Grys qui se balançait sur sa chaise prit la parole .

— Je pense que la vieille a raison. Il va falloir faire preuve de plus de témérité que de palabres.

Arcis se leva. Son visage exprimait la détermination.

— Même si ça me fait mal de le dire, je suis d'accord avec l'assassin.

Grys sourit et fit un clin d'oeil au jeune homme qui l'ignora.

Le mage, le visage défait, inspira profondément.

— Je suis désolé si je n'ai pas été à la hauteur.

Arshard rassura son ami.

— Non Sinfen, ne t'excuses pas. Nous aurions tous du parler au lieu d'écouter. Je m'excuse pour mes paroles qui ont pu vous paraitre inconvenante.

Son regard se tourna vers Hunilf qui hocha la tête.

— Ne vous excusez pas. Je suis en effet une vieille peau.

Quelques rires détendirent l'atmosphère.

Le mage se leva.

— Que chacun propose ses idées et suggestions.

Iria leva la main.

La confrontation directe me plait. Il faut en finir une bonne fois pour toutes.

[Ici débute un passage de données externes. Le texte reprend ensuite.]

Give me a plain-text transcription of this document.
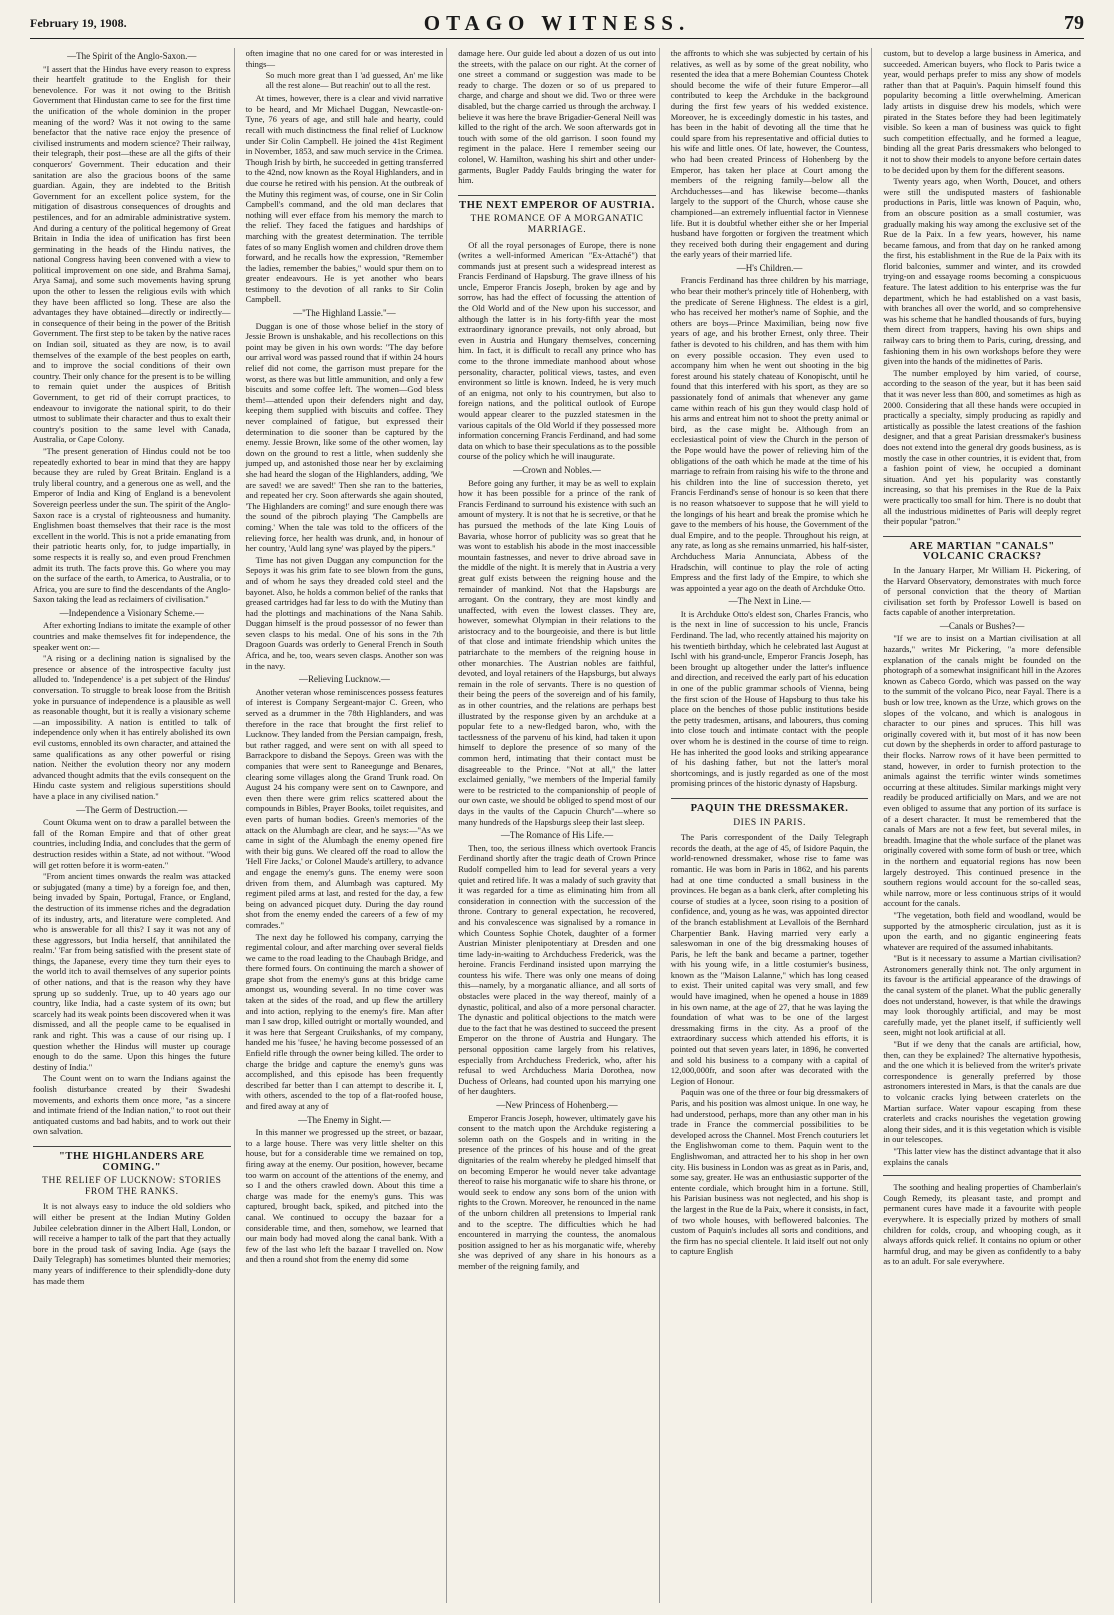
February 19, 1908.	OTAGO WITNESS.	79
—The Spirit of the Anglo-Saxon.—

"I assert that the Hindus have every reason to express their heartfelt gratitude to the English for their benevolence. For was it not owing to the British Government that Hindustan came to see for the first time the unification of the whole dominion in the proper meaning of the word? Was it not owing to the same benefactor that the native race enjoy the presence of civilised instruments and modern science? Their railway, their telegraph, their post—these are all the gifts of their conquerors' Government. Their education and their sanitation are also the gracious boons of the same guardian. Again, they are indebted to the British Government for an excellent police system, for the mitigation of disastrous consequences of droughts and pestilences, and for an admirable administrative system. And during a century of the political hegemony of Great Britain in India the idea of unification has first been germinating in the heads of the Hindu natives, the national Congress having been convened with a view to political improvement on one side, and Brahma Samaj, Arya Samaj, and some such movements having sprung upon the other to lessen the religious evils with which they have been afflicted so long. These are also the advantages they have obtained—directly or indirectly—in consequence of their being in the power of the British Government. The first step to be taken by the native races on Indian soil, situated as they are now, is to avail themselves of the example of the best peoples on earth, and to improve the social conditions of their own country. Their only chance for the present is to be willing to remain quiet under the auspices of British Government, to get rid of their corrupt practices, to endeavour to invigorate the national spirit, to do their utmost to sublimate their character and thus to exalt their country's position to the same level with Canada, Australia, or Cape Colony.

"The present generation of Hindus could not be too repeatedly exhorted to bear in mind that they are happy because they are ruled by Great Britain. England is a truly liberal country, and a generous one as well, and the Emperor of India and King of England is a benevolent Sovereign peerless under the sun. The spirit of the Anglo-Saxon race is a crystal of righteousness and humanity. Englishmen boast themselves that their race is the most excellent in the world. This is not a pride emanating from their patriotic hearts only, for, to judge impartially, in some respects it is really so, and even proud Frenchmen admit its truth. The facts prove this. Go where you may on the surface of the earth, to America, to Australia, or to Africa, you are sure to find the descendants of the Anglo-Saxon taking the lead as reclaimers of civilisation."

—Independence a Visionary Scheme.—

After exhorting Indians to imitate the example of other countries and make themselves fit for independence, the speaker went on:—

"A rising or a declining nation is signalised by the presence or absence of the introspective faculty just alluded to. 'Independence' is a pet subject of the Hindus' conversation. To struggle to break loose from the British yoke in pursuance of independence is a plausible as well as reasonable thought, but it is really a visionary scheme—an impossibility. A nation is entitled to talk of independence only when it has entirely abolished its own evil customs, ennobled its own character, and attained the same qualifications as any other powerful or rising nation. Neither the evolution theory nor any modern advanced thought admits that the evils consequent on the Hindu caste system and religious superstitions should have a place in any civilised nation."

—The Germ of Destruction.—

Count Okuma went on to draw a parallel between the fall of the Roman Empire and that of other great countries, including India, and concludes that the germ of destruction resides within a State, ad not without. "Wood will get rotten before it is worm-eaten."

"From ancient times onwards the realm was attacked or subjugated (many a time) by a foreign foe, and then, being invaded by Spain, Portugal, France, or England, the destruction of its immense riches and the degradation of its industry, arts, and literature were completed. And who is answerable for all this? I say it was not any of these aggressors, but India herself, that annihilated the realm.' 'Far from being satisfied with the present state of things, the Japanese, every time they turn their eyes to the world itch to avail themselves of any superior points of other nations, and that is the reason why they have sprung up so suddenly. True, up to 40 years ago our country, like India, had a caste system of its own; but scarcely had its weak points been discovered when it was dismissed, and all the people came to be equalised in rank and right. This was a cause of our rising up. I question whether the Hindus will muster up courage enough to do the same. Upon this hinges the future destiny of India."

The Count went on to warn the Indians against the foolish disturbance created by their Swadeshi movements, and exhorts them once more, "as a sincere and intimate friend of the Indian nation," to root out their antiquated customs and bad habits, and to work out their own salvation.

"THE HIGHLANDERS ARE COMING."
THE RELIEF OF LUCKNOW: STORIES FROM THE RANKS.

It is not always easy to induce the old soldiers who will either be present at the Indian Mutiny Golden Jubilee celebration dinner in the Albert Hall, London, or will receive a hamper to talk of the part that they actually bore in the proud task of saving India. Age (says the Daily Telegraph) has sometimes blunted their memories; many years of indifference to their splendidly-done duty has made them

often imagine that no one cared for or was interested in things—

So much more great than I 'ad guessed, An' me like all the rest alone— But reachin' out to all the rest.

At times, however, there is a clear and vivid narrative to be heard, and Mr Michael Duggan, Newcastle-on-Tyne, 76 years of age, and still hale and hearty, could recall with much distinctness the final relief of Lucknow under Sir Colin Campbell. He joined the 41st Regiment in November, 1853, and saw much service in the Crimea. Though Irish by birth, he succeeded in getting transferred to the 42nd, now known as the Royal Highlanders, and in due course he retired with his pension. At the outbreak of the Mutiny this regiment was, of course, one in Sir Colin Campbell's command, and the old man declares that nothing will ever efface from his memory the march to the relief. They faced the fatigues and hardships of marching with the greatest determination. The terrible fates of so many English women and children drove them forward, and he recalls how the expression, "Remember the ladies, remember the babies," would spur them on to greater endeavours. He is yet another who bears testimony to the devotion of all ranks to Sir Colin Campbell.

—"The Highland Lassie."—

Duggan is one of those whose belief in the story of Jessie Brown is unshakable, and his recollections on this point may be given in his own words: "The day before our arrival word was passed round that if within 24 hours relief did not come, the garrison must prepare for the worst, as there was but little ammunition, and only a few biscuits and some coffee left. The women—God bless them!—attended upon their defenders night and day, keeping them supplied with biscuits and coffee. They never complained of fatigue, but expressed their determination to die sooner than be captured by the enemy. Jessie Brown, like some of the other women, lay down on the ground to rest a little, when suddenly she jumped up, and astonished those near her by exclaiming she had heard the slogan of the Highlanders, adding, 'We are saved! we are saved!' Then she ran to the batteries, and repeated her cry. Soon afterwards she again shouted, 'The Highlanders are coming!' and sure enough there was the sound of the pibroch playing 'The Campbells are coming.' When the tale was told to the officers of the relieving force, her health was drunk, and, in honour of her country, 'Auld lang syne' was played by the pipers."

Time has not given Duggan any compunction for the Sepoys it was his grim fate to see blown from the guns, and of whom he says they dreaded cold steel and the bayonet. Also, he holds a common belief of the ranks that greased cartridges had far less to do with the Mutiny than had the plottings and machinations of the Nana Sahib. Duggan himself is the proud possessor of no fewer than seven clasps to his medal. One of his sons in the 7th Dragoon Guards was orderly to General French in South Africa, and he, too, wears seven clasps. Another son was in the navy.

—Relieving Lucknow.—

Another veteran whose reminiscences possess features of interest is Company Sergeant-major C. Green, who served as a drummer in the 78th Highlanders, and was therefore in the race that brought the first relief to Lucknow. They landed from the Persian campaign, fresh, but rather ragged, and were sent on with all speed to Barrackpore to disband the Sepoys. Green was with the companies that were sent to Raneegunge and Benares, clearing some villages along the Grand Trunk road. On August 24 his company were sent on to Cawnpore, and even then there were grim relics scattered about the compounds in Bibles, Prayer Books, toilet requisites, and even parts of human bodies. Green's memories of the attack on the Alumbagh are clear, and he says:—"As we came in sight of the Alumbagh the enemy opened fire with their big guns. We cleared off the road to allow the 'Hell Fire Jacks,' or Colonel Maude's artillery, to advance and engage the enemy's guns. The enemy were soon driven from them, and Alumbagh was captured. My regiment piled arms at last, and rested for the day, a few being on advanced picquet duty. During the day round shot from the enemy ended the careers of a few of my comrades."

The next day he followed his company, carrying the regimental colour, and after marching over several fields we came to the road leading to the Chaubagh Bridge, and there formed fours. On continuing the march a shower of grape shot from the enemy's guns at this bridge came amongst us, wounding several. In no time cover was taken at the sides of the road, and up flew the artillery and into action, replying to the enemy's fire. Man after man I saw drop, killed outright or mortally wounded, and it was here that Sergeant Cruikshanks, of my company, handed me his 'fusee,' he having become possessed of an Enfield rifle through the owner being killed. The order to charge the bridge and capture the enemy's guns was accomplished, and this episode has been frequently described far better than I can attempt to describe it. I, with others, ascended to the top of a flat-roofed house, and fired away at any of

—The Enemy in Sight.—

In this manner we progressed up the street, or bazaar, to a large house. There was very little shelter on this house, but for a considerable time we remained on top, firing away at the enemy. Our position, however, became too warm on account of the attentions of the enemy, and so I and the others crawled down. About this time a charge was made for the enemy's guns. This was captured, brought back, spiked, and pitched into the canal. We continued to occupy the bazaar for a considerable time, and then, somehow, we learned that our main body had moved along the canal bank. With a few of the last who left the bazaar I travelled on. Now and then a round shot from the enemy did some

damage here. Our guide led about a dozen of us out into the streets, with the palace on our right. At the corner of one street a command or suggestion was made to be ready to charge. The dozen or so of us prepared to charge, and charge and shout we did. Two or three were disabled, but the charge carried us through the archway. I believe it was here the brave Brigadier-General Neill was killed to the right of the arch. We soon afterwards got in touch with some of the old garrison. I soon found my regiment in the palace. Here I remember seeing our colonel, W. Hamilton, washing his shirt and other under-garments, Bugler Paddy Faulds bringing the water for him.

THE NEXT EMPEROR OF AUSTRIA.
THE ROMANCE OF A MORGANATIC MARRIAGE.

Of all the royal personages of Europe, there is none (writes a well-informed American "Ex-Attaché") that commands just at present such a widespread interest as Francis Ferdinand of Hapsburg. The grave illness of his uncle, Emperor Francis Joseph, broken by age and by sorrow, has had the effect of focussing the attention of the Old World and of the New upon his successor, and although the latter is in his forty-fifth year the most extraordinary ignorance prevails, not only abroad, but even in Austria and Hungary themselves, concerning him. In fact, it is difficult to recall any prince who has come to the throne immediate manhood about whose personality, character, political views, tastes, and even environment so little is known. Indeed, he is very much of an enigma, not only to his countrymen, but also to foreign nations, and the political outlook of Europe would appear clearer to the puzzled statesmen in the various capitals of the Old World if they possessed more information concerning Francis Ferdinand, and had some data on which to base their speculations as to the possible course of the policy which he will inaugurate.

—Crown and Nobles.—

Before going any further, it may be as well to explain how it has been possible for a prince of the rank of Francis Ferdinand to surround his existence with such an amount of mystery. It is not that he is secretive, or that he has pursued the methods of the late King Louis of Bavaria, whose horror of publicity was so great that he was wont to establish his abode in the most inaccessible mountain fastnesses, and never to drive abroad save in the middle of the night. It is merely that in Austria a very great gulf exists between the reigning house and the remainder of mankind. Not that the Hapsburgs are arrogant. On the contrary, they are most kindly and unaffected, with even the lowest classes. They are, however, somewhat Olympian in their relations to the aristocracy and to the bourgeoisie, and there is but little of that close and intimate friendship which unites the patriarchate to the members of the reigning house in other monarchies. The Austrian nobles are faithful, devoted, and loyal retainers of the Hapsburgs, but always remain in the role of servants. There is no question of their being the peers of the sovereign and of his family, as in other countries, and the relations are perhaps best illustrated by the response given by an archduke at a popular fete to a new-fledged baron, who, with the tactlessness of the parvenu of his kind, had taken it upon himself to deplore the presence of so many of the common herd, intimating that their contact must be disagreeable to the Prince. "Not at all," the latter exclaimed genially, "we members of the Imperial family were to be restricted to the companionship of people of our own caste, we should be obliged to spend most of our days in the vaults of the Capucin Church"—where so many hundreds of the Hapsburgs sleep their last sleep.

—The Romance of His Life.—

Then, too, the serious illness which overtook Francis Ferdinand shortly after the tragic death of Crown Prince Rudolf compelled him to lead for several years a very quiet and retired life. It was a malady of such gravity that it was regarded for a time as eliminating him from all consideration in connection with the succession of the throne. Contrary to general expectation, he recovered, and his convalescence was signalised by a romance in which Countess Sophie Chotek, daughter of a former Austrian Minister plenipotentiary at Dresden and one time lady-in-waiting to Archduchess Frederick, was the heroine. Francis Ferdinand insisted upon marrying the countess his wife. There was only one means of doing this—namely, by a morganatic alliance, and all sorts of obstacles were placed in the way thereof, mainly of a dynastic, political, and also of a more personal character. The dynastic and political objections to the match were due to the fact that he was destined to succeed the present Emperor on the throne of Austria and Hungary. The personal opposition came largely from his relatives, especially from Archduchess Frederick, who, after his refusal to wed Archduchess Maria Dorothea, now Duchess of Orleans, had counted upon his marrying one of her daughters.

—New Princess of Hohenberg.—

Emperor Francis Joseph, however, ultimately gave his consent to the match upon the Archduke registering a solemn oath on the Gospels and in writing in the presence of the princes of his house and of the great dignitaries of the realm whereby he pledged himself that on becoming Emperor he would never take advantage thereof to raise his morganatic wife to share his throne, or would seek to endow any sons born of the union with rights to the Crown. Moreover, he renounced in the name of the unborn children all pretensions to Imperial rank and to the sceptre. The difficulties which he had encountered in marrying the countess, the anomalous position assigned to her as his morganatic wife, whereby she was deprived of any share in his honours as a member of the reigning family, and

the affronts to which she was subjected by certain of his relatives, as well as by some of the great nobility, who resented the idea that a mere Bohemian Countess Chotek should become the wife of their future Emperor—all contributed to keep the Archduke in the background during the first few years of his wedded existence. Moreover, he is exceedingly domestic in his tastes, and has been in the habit of devoting all the time that he could spare from his representative and official duties to his wife and little ones. Of late, however, the Countess, who had been created Princess of Hohenberg by the Emperor, has taken her place at Court among the members of the reigning family—below all the Archduchesses—and has likewise become—thanks largely to the support of the Church, whose cause she championed—an extremely influential factor in Viennese life. But it is doubtful whether either she or her Imperial husband have forgotten or forgiven the treatment which they received both during their engagement and during the early years of their married life.

—H's Children.—

Francis Ferdinand has three children by his marriage, who bear their mother's princely title of Hohenberg, with the predicate of Serene Highness. The eldest is a girl, who has received her mother's name of Sophie, and the others are boys—Prince Maximilian, being now five years of age, and his brother Ernest, only three. Their father is devoted to his children, and has them with him on every possible occasion. They even used to accompany him when he went out shooting in the big forest around his stately chateau of Konopischt, until he found that this interfered with his sport, as they are so passionately fond of animals that whenever any game came within reach of his gun they would clasp hold of his arms and entreat him not to shoot the pretty animal or bird, as the case might be. Although from an ecclesiastical point of view the Church in the person of the Pope would have the power of relieving him of the obligations of the oath which he made at the time of his marriage to refrain from raising his wife to the throne and his children into the line of succession thereto, yet Francis Ferdinand's sense of honour is so keen that there is no reason whatsoever to suppose that he will yield to the longings of his heart and break the promise which he gave to the members of his house, the Government of the dual Empire, and to the people. Throughout his reign, at any rate, as long as she remains unmarried, his half-sister, Archduchess Maria Annunciata, Abbess of the Hradschin, will continue to play the role of acting Empress and the first lady of the Empire, to which she was appointed a year ago on the death of Archduke Otto.

—The Next in Line.—

It is Archduke Otto's eldest son, Charles Francis, who is the next in line of succession to his uncle, Francis Ferdinand. The lad, who recently attained his majority on his twentieth birthday, which he celebrated last August at Ischl with his grand-uncle, Emperor Francis Joseph, has been brought up altogether under the latter's influence and direction, and received the early part of his education in one of the public grammar schools of Vienna, being the first scion of the House of Hapsburg to thus take his place on the benches of those public institutions beside the petty tradesmen, artisans, and labourers, thus coming into close touch and intimate contact with the people over whom he is destined in the course of time to reign. He has inherited the good looks and striking appearance of his dashing father, but not the latter's moral shortcomings, and is justly regarded as one of the most promising princes of the historic dynasty of Hapsburg.

PAQUIN THE DRESSMAKER.
DIES IN PARIS.

The Paris correspondent of the Daily Telegraph records the death, at the age of 45, of Isidore Paquin, the world-renowned dressmaker, whose rise to fame was romantic. He was born in Paris in 1862, and his parents had at one time conducted a small business in the provinces. He began as a bank clerk, after completing his course of studies at a lycee, soon rising to a position of confidence, and, young as he was, was appointed director of the branch establishment at Levallois of the Bernhard Charpentier Bank. Having married very early a saleswoman in one of the big dressmaking houses of Paris, he left the bank and became a partner, together with his young wife, in a little costumier's business, known as the "Maison Lalanne," which has long ceased to exist. Their united capital was very small, and few would have imagined, when he opened a house in 1889 in his own name, at the age of 27, that he was laying the foundation of what was to be one of the largest dressmaking firms in the city. As a proof of the extraordinary success which attended his efforts, it is pointed out that seven years later, in 1896, he converted and sold his business to a company with a capital of 12,000,000fr, and soon after was decorated with the Legion of Honour.

Paquin was one of the three or four big dressmakers of Paris, and his position was almost unique. In one way, he had understood, perhaps, more than any other man in his trade in France the commercial possibilities to be developed across the Channel. Most French couturiers let the Englishwoman come to them. Paquin went to the Englishwoman, and attracted her to his shop in her own city. His business in London was as great as in Paris, and, some say, greater. He was an enthusiastic supporter of the entente cordiale, which brought him in a fortune. Still, his Parisian business was not neglected, and his shop is the largest in the Rue de la Paix, where it consists, in fact, of two whole houses, with beflowered balconies. The custom of Paquin's includes all sorts and conditions, and the firm has no special clientele. It laid itself out not only to capture English

custom, but to develop a large business in America, and succeeded. American buyers, who flock to Paris twice a year, would perhaps prefer to miss any show of models rather than that at Paquin's. Paquin himself found this popularity becoming a little overwhelming. American lady artists in disguise drew his models, which were pirated in the States before they had been legitimately visible. So keen a man of business was quick to fight such competition effectually, and he formed a league, binding all the great Paris dressmakers who belonged to it not to show their models to anyone before certain dates to be decided upon by them for the different seasons.

Twenty years ago, when Worth, Doucet, and others were still the undisputed masters of fashionable productions in Paris, little was known of Paquin, who, from an obscure position as a small costumier, was gradually making his way among the exclusive set of the Rue de la Paix. In a few years, however, his name became famous, and from that day on he ranked among the first, his establishment in the Rue de la Paix with its florid balconies, summer and winter, and its crowded trying-on and essayage rooms becoming a conspicuous feature. The latest addition to his enterprise was the fur department, which he had established on a vast basis, with branches all over the world, and so comprehensive was his scheme that he handled thousands of furs, buying them direct from trappers, having his own ships and railway cars to bring them to Paris, curing, dressing, and fashioning them in his own workshops before they were given into the hands of the midinettes of Paris.

The number employed by him varied, of course, according to the season of the year, but it has been said that it was never less than 800, and sometimes as high as 2000. Considering that all these hands were occupied in practically a specialty, simply producing as rapidly and artistically as possible the latest creations of the fashion designer, and that a great Parisian dressmaker's business does not extend into the general dry goods business, as is mostly the case in other countries, it is evident that, from a fashion point of view, he occupied a dominant situation. And yet his popularity was constantly increasing, so that his premises in the Rue de la Paix were practically too small for him. There is no doubt that all the industrious midinettes of Paris will deeply regret their popular "patron."

ARE MARTIAN "CANALS" VOLCANIC CRACKS?

In the January Harper, Mr William H. Pickering, of the Harvard Observatory, demonstrates with much force of personal conviction that the theory of Martian civilisation set forth by Professor Lowell is based on facts capable of another interpretation.

—Canals or Bushes?—

"If we are to insist on a Martian civilisation at all hazards," writes Mr Pickering, "a more defensible explanation of the canals might be founded on the photograph of a somewhat insignificant hill in the Azores known as Cabeco Gordo, which was passed on the way to the summit of the volcano Pico, near Fayal. There is a bush or low tree, known as the Urze, which grows on the slopes of the volcano, and which is analogous in character to our pines and spruces. This hill was originally covered with it, but most of it has now been cut down by the shepherds in order to afford pasturage to their flocks. Narrow rows of it have been permitted to stand, however, in order to furnish protection to the animals against the terrific winter winds sometimes occurring at these altitudes. Similar markings might very readily be produced artificially on Mars, and we are not even obliged to assume that any portion of its surface is of a desert character. It must be remembered that the canals of Mars are not a few feet, but several miles, in breadth. Imagine that the whole surface of the planet was originally covered with some form of bush or tree, which in the northern and equatorial regions has now been largely destroyed. This continued presence in the southern regions would account for the so-called seas, while narrow, more or less continuous strips of it would account for the canals.

"The vegetation, both field and woodland, would be supported by the atmospheric circulation, just as it is upon the earth, and no gigantic engineering feats whatever are required of the assumed inhabitants.

"But is it necessary to assume a Martian civilisation? Astronomers generally think not. The only argument in its favour is the artificial appearance of the drawings of the canal system of the planet. What the public generally does not understand, however, is that while the drawings may look thoroughly artificial, and may be most carefully made, yet the planet itself, if sufficiently well seen, might not look artificial at all.

"But if we deny that the canals are artificial, how, then, can they be explained? The alternative hypothesis, and the one which it is believed from the writer's private correspondence is generally preferred by those astronomers interested in Mars, is that the canals are due to volcanic cracks lying between craterlets on the Martian surface. Water vapour escaping from these craterlets and cracks nourishes the vegetation growing along their sides, and it is this vegetation which is visible in our telescopes.

"This latter view has the distinct advantage that it also explains the canals

The soothing and healing properties of Chamberlain's Cough Remedy, its pleasant taste, and prompt and permanent cures have made it a favourite with people everywhere. It is especially prized by mothers of small children for colds, croup, and whooping cough, as it always affords quick relief. It contains no opium or other harmful drug, and may be given as confidently to a baby as to an adult. For sale everywhere.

L'air roublard, Arshard sourit.

— Je vais recruter et j'ai ma petite idée.

Grys ricana d'un air railleur.

— Et moi je vais me curer les ongles.

Arcis jeta un regard noir à l'ancien mercenaire.

—J'irais à la rencontre du royaume de Waald.

— Non c'est moi qui irait!

Toute l'assistance sursauta. Une nouvelle voix s'était élevée dans la salle.

Les regards se tournèrent vers l'entrée. Loup se tenait debout devant la porte.

— Je ne dérange pas?

— Papa!

Arcis se précipita vers son père et le serra dans ses bras.

— Je suis désolé fiston de t'avoir laissé. Je suis de retour pour de bon.

Le jeune homme sentit à nouveau la vigueur dans le corps de Loup.

— Mais comment tu as...

— C'est une longue histoire. 

Iria s'approcha de Loup. Ce dernier l'enlaça.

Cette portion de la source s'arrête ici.